To babyproof windowsills, focus on padding the corners. That way if your baby falls, they will have a softer surface to bump into.
Also, pay attention to how high your windowsill is from the ground. Little ones often look at windowsills as great climbing opportunities. Even if you’ve moved furniture and stackable objects out of the area, they can sometimes still climb if the windowsill is low enough.
Unfortunately, there is no real way to keep children from climbing on lower windowsills, so this is where the boundaries and clear-cut rules come into play.
Basement Window Safety
One thing you should consider if you have a basement in your home is if your children have a way to get out of the basement windows in case of fire.
We’ve been focusing on making sure kids can’t escape through windows, but you should also have a window escape route planned if you spend time in your basement.

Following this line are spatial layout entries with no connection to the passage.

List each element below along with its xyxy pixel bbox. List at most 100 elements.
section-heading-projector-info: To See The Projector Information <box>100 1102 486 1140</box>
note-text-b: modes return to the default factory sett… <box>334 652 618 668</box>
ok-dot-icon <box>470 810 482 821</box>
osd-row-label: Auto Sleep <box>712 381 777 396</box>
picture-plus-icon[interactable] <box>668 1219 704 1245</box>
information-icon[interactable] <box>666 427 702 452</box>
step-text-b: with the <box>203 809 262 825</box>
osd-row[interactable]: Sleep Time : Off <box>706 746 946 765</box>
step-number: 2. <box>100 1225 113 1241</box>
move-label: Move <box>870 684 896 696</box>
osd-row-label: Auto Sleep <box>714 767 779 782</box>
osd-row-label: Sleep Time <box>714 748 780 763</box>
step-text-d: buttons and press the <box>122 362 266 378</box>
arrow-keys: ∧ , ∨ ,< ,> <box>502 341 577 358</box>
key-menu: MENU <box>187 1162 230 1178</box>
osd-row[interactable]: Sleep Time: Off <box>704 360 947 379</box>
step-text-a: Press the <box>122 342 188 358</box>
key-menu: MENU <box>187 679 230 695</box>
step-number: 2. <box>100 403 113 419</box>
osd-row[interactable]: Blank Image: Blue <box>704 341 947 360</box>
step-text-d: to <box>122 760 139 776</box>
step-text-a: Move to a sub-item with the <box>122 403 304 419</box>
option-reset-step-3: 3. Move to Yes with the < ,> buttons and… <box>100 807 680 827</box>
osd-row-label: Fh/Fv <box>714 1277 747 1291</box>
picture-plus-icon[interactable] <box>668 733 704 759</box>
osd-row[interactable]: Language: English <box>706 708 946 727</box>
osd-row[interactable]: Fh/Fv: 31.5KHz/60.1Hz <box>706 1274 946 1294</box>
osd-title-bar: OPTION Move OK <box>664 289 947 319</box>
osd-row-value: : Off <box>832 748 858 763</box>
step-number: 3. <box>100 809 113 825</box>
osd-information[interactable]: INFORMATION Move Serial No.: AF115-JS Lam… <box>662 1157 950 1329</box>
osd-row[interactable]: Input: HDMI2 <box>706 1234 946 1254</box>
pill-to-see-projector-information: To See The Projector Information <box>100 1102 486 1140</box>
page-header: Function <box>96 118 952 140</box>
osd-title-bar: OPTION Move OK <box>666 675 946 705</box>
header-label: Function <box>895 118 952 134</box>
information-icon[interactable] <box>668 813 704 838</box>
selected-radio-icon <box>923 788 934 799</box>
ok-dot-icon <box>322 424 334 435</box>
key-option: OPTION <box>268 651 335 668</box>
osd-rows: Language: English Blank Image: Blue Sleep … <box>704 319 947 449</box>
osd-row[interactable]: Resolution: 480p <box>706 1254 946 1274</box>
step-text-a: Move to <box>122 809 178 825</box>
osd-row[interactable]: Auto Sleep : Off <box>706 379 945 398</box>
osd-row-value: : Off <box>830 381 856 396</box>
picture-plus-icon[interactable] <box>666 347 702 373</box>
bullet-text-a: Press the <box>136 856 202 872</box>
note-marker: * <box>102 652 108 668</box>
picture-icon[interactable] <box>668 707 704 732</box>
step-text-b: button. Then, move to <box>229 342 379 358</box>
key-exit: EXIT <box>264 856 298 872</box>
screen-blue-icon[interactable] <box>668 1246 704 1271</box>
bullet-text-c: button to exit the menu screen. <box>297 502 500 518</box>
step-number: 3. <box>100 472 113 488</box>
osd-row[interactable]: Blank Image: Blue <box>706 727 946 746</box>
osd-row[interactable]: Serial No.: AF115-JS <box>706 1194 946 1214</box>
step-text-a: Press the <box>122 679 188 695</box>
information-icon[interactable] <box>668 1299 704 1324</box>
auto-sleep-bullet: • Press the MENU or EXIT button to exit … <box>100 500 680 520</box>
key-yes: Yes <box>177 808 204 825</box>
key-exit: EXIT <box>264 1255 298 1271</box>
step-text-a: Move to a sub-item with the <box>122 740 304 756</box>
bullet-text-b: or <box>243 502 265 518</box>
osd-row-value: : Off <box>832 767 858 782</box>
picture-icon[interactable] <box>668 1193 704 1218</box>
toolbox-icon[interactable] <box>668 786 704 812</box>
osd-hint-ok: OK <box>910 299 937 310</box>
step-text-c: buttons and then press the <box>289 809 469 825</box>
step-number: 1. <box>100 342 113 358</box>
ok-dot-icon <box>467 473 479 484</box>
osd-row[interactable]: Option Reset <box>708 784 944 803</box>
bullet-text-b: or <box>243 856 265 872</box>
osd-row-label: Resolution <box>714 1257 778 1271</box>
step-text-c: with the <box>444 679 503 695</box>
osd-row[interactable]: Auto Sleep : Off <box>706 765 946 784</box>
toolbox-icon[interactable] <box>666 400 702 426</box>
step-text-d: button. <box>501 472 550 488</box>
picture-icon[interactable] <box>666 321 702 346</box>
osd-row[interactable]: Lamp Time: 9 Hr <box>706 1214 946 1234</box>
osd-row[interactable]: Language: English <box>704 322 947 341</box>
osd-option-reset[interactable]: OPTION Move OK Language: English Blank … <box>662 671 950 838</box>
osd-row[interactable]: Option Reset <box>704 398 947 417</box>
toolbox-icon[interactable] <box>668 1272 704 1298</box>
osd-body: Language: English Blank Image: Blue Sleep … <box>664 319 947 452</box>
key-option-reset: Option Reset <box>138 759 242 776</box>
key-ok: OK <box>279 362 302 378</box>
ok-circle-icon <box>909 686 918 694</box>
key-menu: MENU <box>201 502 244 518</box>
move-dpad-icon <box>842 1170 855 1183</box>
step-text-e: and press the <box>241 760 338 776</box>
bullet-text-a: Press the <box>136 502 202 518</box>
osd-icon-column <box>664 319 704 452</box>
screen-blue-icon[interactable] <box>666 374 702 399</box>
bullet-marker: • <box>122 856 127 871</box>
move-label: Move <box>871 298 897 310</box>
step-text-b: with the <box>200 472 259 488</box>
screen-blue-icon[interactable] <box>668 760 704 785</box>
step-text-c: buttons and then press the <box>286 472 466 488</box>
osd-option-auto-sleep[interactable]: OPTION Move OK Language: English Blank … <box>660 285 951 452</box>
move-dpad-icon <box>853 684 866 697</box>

You should have an alternative exit available in the case of an emergency.
Many city codes require basements to have egress windows or windows large enough to exit or enter in case of an emergency (4). If your basement doesn’t have an egress window, consider adding one in if funds allow.
If you don’t have the funds available, make sure you have a ladder or chair nearby that can be moved to the window if you need to make an emergency escape.
Babyproofing Windows: A Quick Review
Babyproofing your windows isn’t rocket science. In fact, it’s pretty simple to make your windows safe for your baby. Just remember the following steps:
- Identify your windows: The types of windows you have will make a difference in how you babyproof them.
- Spot the hazards: Walk through your house and identify all window hazards. Don’t forget to think about windowsills, blinds, and basement windows as well.
- Consider budget: Your budget will decide if you can do things like placing permanent locks on all your windows or replacing all the window treatments with cordless ones. If you don’t have the budget for these measures, you can explore other options.
- Pick your method: After determining your windows and budget, look at the options available and choose what’s best.
- Review: Did you miss anything, such as objects your child might throw to break the window? Or stackable items they can climb to escape? Now is the time to fix it.